How would you characterize France´s social security system as it stands today?
Our system of social security is at a turning point and its financing is very much in question. For the last 70 years, the French system has been based on the concept where people pay what they can and in return they receive what they need, a legacy of General Charles De Gaulle. Increasingly, French people feel that this principle is being questioned. Our social security system of the 1960s looks very different to the one we have today. People’s needs have increased as better treatment results in the fact that we are now all living longer. As people’s average life expectancy increases, but the length of time with which we pay into the system has not shifted, this inevitably creates difficulties.
Moreover, the older you are, the more you cost the system. It was once thought that better preventative treatments and screening capabilities would help to solve some of our financial difficulties. This has not been proven correct. In reality screenings and preventative treatments are expensive and do not change the fact that as you get old, you will eventually develop an illness. Our system has reached a decisive stage with regards to its future financing. Our social security system relies heavily on borrowing, meaning we pay increasing interest. We are living longer and longer, paying for today’s care with money that we will only have in the next five to ten years.

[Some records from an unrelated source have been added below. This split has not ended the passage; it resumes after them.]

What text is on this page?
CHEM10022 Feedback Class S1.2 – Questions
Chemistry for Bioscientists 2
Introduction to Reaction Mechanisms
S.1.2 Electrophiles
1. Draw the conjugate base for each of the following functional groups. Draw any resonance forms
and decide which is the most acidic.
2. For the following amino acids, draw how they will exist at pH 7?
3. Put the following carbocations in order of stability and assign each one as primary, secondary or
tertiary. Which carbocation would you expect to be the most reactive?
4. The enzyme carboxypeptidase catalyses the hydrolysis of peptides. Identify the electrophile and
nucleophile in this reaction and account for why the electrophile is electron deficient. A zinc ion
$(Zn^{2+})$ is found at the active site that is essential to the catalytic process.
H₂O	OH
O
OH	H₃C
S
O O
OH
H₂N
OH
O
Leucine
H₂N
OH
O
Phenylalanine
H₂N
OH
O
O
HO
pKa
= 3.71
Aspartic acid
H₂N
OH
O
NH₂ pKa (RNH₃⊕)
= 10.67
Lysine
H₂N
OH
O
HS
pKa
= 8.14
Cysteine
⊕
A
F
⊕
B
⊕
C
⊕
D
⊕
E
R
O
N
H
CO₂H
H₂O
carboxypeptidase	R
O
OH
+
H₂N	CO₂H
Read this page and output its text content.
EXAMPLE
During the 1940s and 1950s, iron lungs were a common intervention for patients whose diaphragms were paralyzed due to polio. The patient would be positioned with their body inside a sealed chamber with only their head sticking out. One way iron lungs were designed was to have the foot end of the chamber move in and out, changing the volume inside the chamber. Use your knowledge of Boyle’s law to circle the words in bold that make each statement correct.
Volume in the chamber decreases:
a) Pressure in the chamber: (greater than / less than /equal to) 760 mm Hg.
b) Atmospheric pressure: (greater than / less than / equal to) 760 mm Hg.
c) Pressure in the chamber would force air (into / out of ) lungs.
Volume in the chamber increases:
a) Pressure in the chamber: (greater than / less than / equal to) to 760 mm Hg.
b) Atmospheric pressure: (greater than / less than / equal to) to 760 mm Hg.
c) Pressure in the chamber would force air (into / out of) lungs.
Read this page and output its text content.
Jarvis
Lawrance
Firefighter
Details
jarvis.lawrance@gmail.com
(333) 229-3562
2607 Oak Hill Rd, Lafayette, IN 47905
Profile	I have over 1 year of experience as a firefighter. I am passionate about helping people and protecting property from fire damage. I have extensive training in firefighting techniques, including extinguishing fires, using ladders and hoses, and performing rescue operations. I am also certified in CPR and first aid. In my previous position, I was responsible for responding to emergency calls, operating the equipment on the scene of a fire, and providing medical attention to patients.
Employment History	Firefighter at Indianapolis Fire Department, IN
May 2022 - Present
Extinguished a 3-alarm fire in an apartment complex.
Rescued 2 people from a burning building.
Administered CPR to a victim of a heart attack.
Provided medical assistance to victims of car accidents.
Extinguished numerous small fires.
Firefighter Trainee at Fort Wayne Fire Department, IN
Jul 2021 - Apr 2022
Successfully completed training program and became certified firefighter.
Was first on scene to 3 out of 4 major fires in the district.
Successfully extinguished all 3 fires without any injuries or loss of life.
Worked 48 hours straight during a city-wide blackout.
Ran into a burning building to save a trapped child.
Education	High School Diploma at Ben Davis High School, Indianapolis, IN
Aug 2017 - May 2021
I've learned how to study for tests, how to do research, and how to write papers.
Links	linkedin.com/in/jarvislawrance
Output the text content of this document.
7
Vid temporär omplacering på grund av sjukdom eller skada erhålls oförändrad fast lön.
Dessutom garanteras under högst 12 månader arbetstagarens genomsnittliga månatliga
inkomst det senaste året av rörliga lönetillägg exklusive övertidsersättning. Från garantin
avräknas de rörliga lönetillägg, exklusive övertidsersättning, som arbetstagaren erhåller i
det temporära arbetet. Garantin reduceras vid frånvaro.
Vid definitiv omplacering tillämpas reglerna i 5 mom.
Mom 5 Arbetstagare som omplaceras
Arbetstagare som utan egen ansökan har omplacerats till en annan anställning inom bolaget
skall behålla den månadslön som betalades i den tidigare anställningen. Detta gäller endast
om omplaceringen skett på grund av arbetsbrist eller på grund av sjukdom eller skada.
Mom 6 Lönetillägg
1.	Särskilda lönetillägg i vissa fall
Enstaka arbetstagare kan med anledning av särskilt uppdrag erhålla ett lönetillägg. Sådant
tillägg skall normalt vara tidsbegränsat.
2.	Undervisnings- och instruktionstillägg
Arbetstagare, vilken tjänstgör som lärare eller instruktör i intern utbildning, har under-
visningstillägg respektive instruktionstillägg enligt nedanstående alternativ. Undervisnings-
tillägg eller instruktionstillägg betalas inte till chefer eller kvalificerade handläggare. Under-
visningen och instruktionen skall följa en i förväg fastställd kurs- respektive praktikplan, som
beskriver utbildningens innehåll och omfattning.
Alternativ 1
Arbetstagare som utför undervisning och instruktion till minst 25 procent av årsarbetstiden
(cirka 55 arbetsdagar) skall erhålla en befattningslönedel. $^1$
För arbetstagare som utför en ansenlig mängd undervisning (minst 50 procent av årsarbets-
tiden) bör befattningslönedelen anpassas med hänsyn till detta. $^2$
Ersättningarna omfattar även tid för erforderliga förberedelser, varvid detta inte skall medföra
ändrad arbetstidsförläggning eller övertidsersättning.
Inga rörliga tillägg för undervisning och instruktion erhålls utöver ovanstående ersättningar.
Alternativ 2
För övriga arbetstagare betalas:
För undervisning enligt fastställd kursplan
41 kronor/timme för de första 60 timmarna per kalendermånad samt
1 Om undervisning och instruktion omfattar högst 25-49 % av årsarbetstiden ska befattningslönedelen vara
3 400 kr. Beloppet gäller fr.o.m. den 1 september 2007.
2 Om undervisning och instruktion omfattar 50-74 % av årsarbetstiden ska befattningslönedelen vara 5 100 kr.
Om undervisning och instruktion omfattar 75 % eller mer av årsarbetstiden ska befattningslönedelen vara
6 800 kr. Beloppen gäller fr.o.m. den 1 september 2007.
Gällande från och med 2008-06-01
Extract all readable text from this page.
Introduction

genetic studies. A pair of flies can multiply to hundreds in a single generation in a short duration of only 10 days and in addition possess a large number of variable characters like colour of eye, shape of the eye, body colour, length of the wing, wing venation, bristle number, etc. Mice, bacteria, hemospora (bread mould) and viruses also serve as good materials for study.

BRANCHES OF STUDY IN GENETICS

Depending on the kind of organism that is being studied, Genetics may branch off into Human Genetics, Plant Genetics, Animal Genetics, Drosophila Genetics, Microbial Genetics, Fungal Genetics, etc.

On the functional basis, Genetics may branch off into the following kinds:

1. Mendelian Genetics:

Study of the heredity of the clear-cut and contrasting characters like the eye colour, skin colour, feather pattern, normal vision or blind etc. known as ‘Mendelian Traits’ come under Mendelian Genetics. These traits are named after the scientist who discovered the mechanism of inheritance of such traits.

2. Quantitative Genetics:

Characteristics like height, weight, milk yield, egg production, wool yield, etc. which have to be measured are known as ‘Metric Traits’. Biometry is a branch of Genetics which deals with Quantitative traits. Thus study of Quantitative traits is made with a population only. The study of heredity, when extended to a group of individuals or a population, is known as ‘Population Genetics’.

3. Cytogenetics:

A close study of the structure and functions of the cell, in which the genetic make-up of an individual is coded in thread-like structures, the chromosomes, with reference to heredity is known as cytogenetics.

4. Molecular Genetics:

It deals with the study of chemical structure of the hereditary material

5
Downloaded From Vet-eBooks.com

What can be done to put the system back on a stable footing?
There are numerous ways with which we can respond. One could be that everyone contributes what they can and in turn receives what they need; another principle could be everyone contributes what they can and receives what the state can afford. This would imply a fundamental change to our system of redistribution based on solidarity. Such solidarity has its limits. I believe that the choices you make in life are more important than your financial means. You can choose a generic product over an innovative one. We could elect political leaders that are ready to fundamentally redistribute wealth in our society. Yet we see that the electorate is not ready for such a shift. Our system is not challenged when it comes to means, but it is challenged on how to distribute and evaluate real needs. Our system as it stands today has failed to evaluate people´s genuine needs and make real choices. When making choices, they are numerous actors. There is the patient, who has to become more involved in the decision making process, what we call health democracy. At the Faculty of Medicine at Pierre and Marie Curie University, we have created a degree in health democracy. Education of medics is also key, in particular so that they are able to think critically, allowing them to analyse real needs.
What has been the impact of France’s 35-hour week on the healthcare system?
France’s 35-hour week has had a damaging impact when it comes to France’s healthcare system. Martin Hirsch, Director of AP-HP, the public hospital system of the city of Paris, is in the process of renegotiation the length of time one works. We need to look to reduce our spending, while redistributing and modernizing our social security system. Ambulatory care, also known as outpatient care, will also have an important role to play in making indirect savings.
You have said publicly that hospitals must restore their links with the universities. Can you tell us why you believe this is so important?
I created and direct the Institute of Oncology at Pierre and Marie Curie University. I have participated in the expansion of university training areas, particularly by bringing the education of allied health professionals within the university. The objective was to bring together stakeholders active in healthcare, research, teaching as well as the private sector. Six candidates have obtained the status of being labelled an IHU (University Hospital Institute): three in Paris, one in Strasbourg, one in Marseille and one in Bordeaux. IHUs have on the whole proven to be a great success, providing excellent scientific research and healthcare services. Such a system is not an economic model, but an academic model, building relationships between hospitals and the private sector.
What are the main challenges when it comes to increasing collaboration between different stakeholders in France?
An issue that we have in France, is that expenses are paid by numerous different actors. When the state attempts to save money, the hospital is still expected to treat the patient to the same standard and so loses out. This leads to diverging interests, and even opposing interests, which we need to look to harmonize. France must retain the same goal of treating every patient according to their needs and make them pay according to their means. We should never change this objective. What we need to do is define these two terms in a more precise manner.